In class we were given this definition: $Div (\vec{F}):= lim_{r \rightarrow0} \oint_{C} \vec{F} \cdot \vec{n} \:ds$ (where r is the radius of the circle C and $\vec{n}$ is the outward pointing normal of the curve C).
How do i show that defining divergence in this way also implies that
$Div(\vec{F}) = \partial_1 F_1 + \partial_2 F_2$?
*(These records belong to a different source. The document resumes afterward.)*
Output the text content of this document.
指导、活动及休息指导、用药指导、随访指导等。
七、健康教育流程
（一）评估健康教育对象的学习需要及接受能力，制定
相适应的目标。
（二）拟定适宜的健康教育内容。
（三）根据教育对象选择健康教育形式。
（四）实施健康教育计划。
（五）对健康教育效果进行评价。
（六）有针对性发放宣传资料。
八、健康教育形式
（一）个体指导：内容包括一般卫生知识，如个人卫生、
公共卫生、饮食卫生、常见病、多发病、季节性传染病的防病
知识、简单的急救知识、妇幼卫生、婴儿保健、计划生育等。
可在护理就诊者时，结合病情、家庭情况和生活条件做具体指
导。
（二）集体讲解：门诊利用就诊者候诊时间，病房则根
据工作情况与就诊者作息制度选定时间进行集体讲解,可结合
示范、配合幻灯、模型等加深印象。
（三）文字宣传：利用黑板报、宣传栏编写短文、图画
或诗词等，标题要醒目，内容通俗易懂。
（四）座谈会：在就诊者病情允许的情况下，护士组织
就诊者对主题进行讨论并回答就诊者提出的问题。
And so on in higher dimensions
Edit: here are my results so far:
$\vec{T} = \frac{dx}{ds} e_x + \frac{dy}{ds} e_y $ which implies for a counter-clockwise (positive?) arc-length-parametrisation $\vec{n} = \frac{dy}{ds} e_x - \frac{dx}{ds} e_y$ such that
$\operatorname{Div}(\vec{F}) = \lim_{r\to0} \frac{1}{\pi r^2}\oint_{C}\vec{F} \cdot \vec{n} \: ds = \lim_{r\to0} \frac{1}{\pi r^2}\oint_{C} \begin{bmatrix} F_1 \\ F_2 \end{bmatrix} \cdot \begin{bmatrix} \frac{dy}{ds} \\ \frac{dx}{ds} \end{bmatrix} \: ds = \lim_{r\to0} \frac{1}{\pi r^2}\oint_{C} F_1\frac{dy}{ds} + F_2\frac{dx}{ds} \: ds$
But this still isn't quite right edit2: meant to say this still quite doesn't show what I'm looking for
Something is wrong. The divergence of $F(x,y)=({x\atop y})$ is two but according to your limit formula $$ \lim_{r\to 0}\int\limits_{\sqrt{x^2+y^2}=r}F\cdot\hat{\mathbf{n}}\,ds= \lim_{r\to 0}\;\int_0^{2\pi}r^2\,\,d\theta =\lim_{r\to 0} \,2\,\pi\,r^2=0\,. $$ Hint:
The correct limit formula is $$ \operatorname{div}F=\lim_{r\to 0}\;\frac{1}{\pi r^2}\int\limits_{\sqrt{x^2+y^2}=r}F\cdot\hat{\mathbf{n}}\,ds $$ which we often see as $$ \operatorname{div}F(x,y)=\lim_{|V|\to 0}\frac{1}{|V|}\int_{C}F\cdot\hat{\mathbf{n}}\,ds $$ where $|V|$ is the area ("volume") enclosed by $C\,.$ That volume has to shrink to the point $(x,y)\,.$ Hint for proof: Gauss' or Green's theorem.